In the last couple of weeks, new developments have shown that drought has severely impacted India's agricultural sector. But this has failed to grab major headlines until recently, when the situation became especially dire.
The situation should call attention to the still-pressing needs of India's farmers, who are less able to benefit from the economic expansion that has made India an emerging hub for call centers, software development and other "business processes." India largely remains an agricultural country - agriculture, forestry and fishing account for 17 percent of GDP - and should therefore promote the development in rural areas as much as it should focus on its "knowledge" sector, which generates more wealth and investment but also employs far fewer people.
3 years ago
2 comments:
Nice title! The difference seems so stark when you place those names side by side: call centers to plowshares. For the detriment of agriculture, unfortunately it seems like as society has advanced, "farming" has become equated with a trade of the past, whereas, advancement, globalization, knowledge, adjectives such as that have been used to describe call centers, making it more appealing for a nation to be strong in that front.

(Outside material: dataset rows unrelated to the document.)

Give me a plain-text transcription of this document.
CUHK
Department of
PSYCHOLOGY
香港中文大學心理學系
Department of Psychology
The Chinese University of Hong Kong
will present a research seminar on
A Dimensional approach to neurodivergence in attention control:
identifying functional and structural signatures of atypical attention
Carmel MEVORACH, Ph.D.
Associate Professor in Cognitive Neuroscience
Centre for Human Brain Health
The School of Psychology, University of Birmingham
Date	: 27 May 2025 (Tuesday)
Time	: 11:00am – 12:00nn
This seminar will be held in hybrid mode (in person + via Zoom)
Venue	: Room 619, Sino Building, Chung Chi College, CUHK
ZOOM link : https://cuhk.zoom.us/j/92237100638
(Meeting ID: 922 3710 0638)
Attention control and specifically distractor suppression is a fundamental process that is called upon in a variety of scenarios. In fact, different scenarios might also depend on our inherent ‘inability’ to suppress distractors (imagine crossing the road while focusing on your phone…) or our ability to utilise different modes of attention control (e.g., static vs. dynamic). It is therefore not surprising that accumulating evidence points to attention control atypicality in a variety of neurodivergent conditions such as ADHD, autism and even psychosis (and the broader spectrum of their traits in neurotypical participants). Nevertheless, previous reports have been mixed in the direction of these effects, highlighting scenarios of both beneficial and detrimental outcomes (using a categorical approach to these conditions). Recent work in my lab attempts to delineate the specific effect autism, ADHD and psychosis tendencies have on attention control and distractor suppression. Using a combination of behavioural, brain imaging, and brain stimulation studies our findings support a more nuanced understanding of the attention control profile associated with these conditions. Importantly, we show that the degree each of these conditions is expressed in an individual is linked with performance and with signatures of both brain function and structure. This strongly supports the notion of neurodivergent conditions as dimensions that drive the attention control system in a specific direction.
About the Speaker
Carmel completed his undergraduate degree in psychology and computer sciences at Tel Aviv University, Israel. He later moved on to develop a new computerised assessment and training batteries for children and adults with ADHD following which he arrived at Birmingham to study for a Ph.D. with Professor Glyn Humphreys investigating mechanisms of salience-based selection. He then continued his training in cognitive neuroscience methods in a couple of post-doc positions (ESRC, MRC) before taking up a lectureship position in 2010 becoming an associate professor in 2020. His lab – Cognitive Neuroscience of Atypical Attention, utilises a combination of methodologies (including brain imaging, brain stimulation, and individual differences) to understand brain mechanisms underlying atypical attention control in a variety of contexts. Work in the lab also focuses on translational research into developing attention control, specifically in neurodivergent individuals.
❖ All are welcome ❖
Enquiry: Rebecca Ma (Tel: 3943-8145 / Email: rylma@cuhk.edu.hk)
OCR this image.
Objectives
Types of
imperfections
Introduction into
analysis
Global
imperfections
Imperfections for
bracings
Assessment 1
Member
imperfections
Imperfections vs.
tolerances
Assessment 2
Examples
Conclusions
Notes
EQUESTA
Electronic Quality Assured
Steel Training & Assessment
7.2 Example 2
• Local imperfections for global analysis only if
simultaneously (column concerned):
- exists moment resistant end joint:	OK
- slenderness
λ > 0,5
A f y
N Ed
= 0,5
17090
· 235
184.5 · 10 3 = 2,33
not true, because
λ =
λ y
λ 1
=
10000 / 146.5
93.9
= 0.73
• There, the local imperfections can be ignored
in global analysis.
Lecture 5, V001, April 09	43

Its also a shame that India will have to increase its imports of an internally producible good, money which could be used to support the nation itself.
From an economists perspective, what do you think India could change to help change the trend in the agricultural economy, like raising the minimum required prices or export/import requirements?
nice post.
I am reading Development as Freedom by Amartya Sen, written 10 years ago but as true now as ever. He tackles the misconception that overall increases in GDP constitute development - that if some sectors of society (in this case farmers) are not able to benefit from the fruits of growth, society is not developing at all.
Allowing the agriculture sector to benefit from the fruits of growth in other sectors means having a redistributionist government, having public policy instituted that spreads the increased wealth to all areas, which India has always lacked, ever since Nehru.
@ Mamta - agree that call centres etc have flourished at the expense of agriculture, but (and I'm no economist here...!) tarrifs and quotas seem to be less attractive than ensuring the economy is more mixed by increasing the purchasing power of those at the bottom of society - i.e. by redistributing wealth through progressive taxation and public works. But if this isn't possible in the UK, I somehow doubt India will take such measures!!